Eastertide or the Season of Easter.
By Deacon Bob with some help from Wikipedia and Welcome to the Church Year.
During the Church year we make a great deal of Advent and Christmas and then the season of Lent, starting with Ash Wednesday leading up to Holy Week beginning with Palm Sunday, then our Maundy Thursday service, Good Friday, and finally the Easter Vigil and Easter Sunday. But what of the Sunday’s between that and Pentecost and then Trinity Sunday. I know for a long time the only thing I remember of those Sunday’s was the Sunday after Easter was informally called “low Sunday” speaking more to attendance than anything theological.
The Season of Easter lasts 59 days, beginning with the Easter Vigil and concluding the Day of Pentecost. I found it interesting that Pentecost Sunday isn’t officially part of Pentecost Season, even though the Sundays in Pentecost are labeled the Sundays after Pentecost.
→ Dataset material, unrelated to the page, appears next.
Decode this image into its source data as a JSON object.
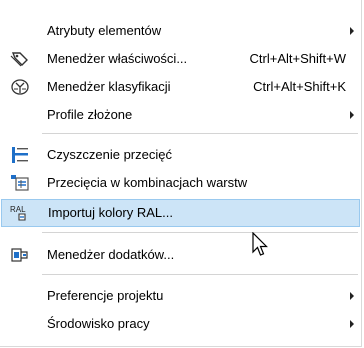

On the other hand, the Sunday’s during Easter Season are called the Sunday’s of Easter.
That “of” rather than “after” may sound like a small thing, but Easter, the oldest celebration of the Christian year, is not a single day but an entire season. The season also includes the feast of the Ascension when the resurrected Jesus ascended to heaven and was seen on earth no longer.
All of the other seasons have grown up around this most ancient feast. The primary theme of Easter is the resurrection: Remembering Jesus overcoming the power of death and the grave with his resurrection, but also celebrating that we too are raised to everlasting life with him in our Baptism.
Alleluia! Christ is risen! The Lord is risen indeed! Alleluia!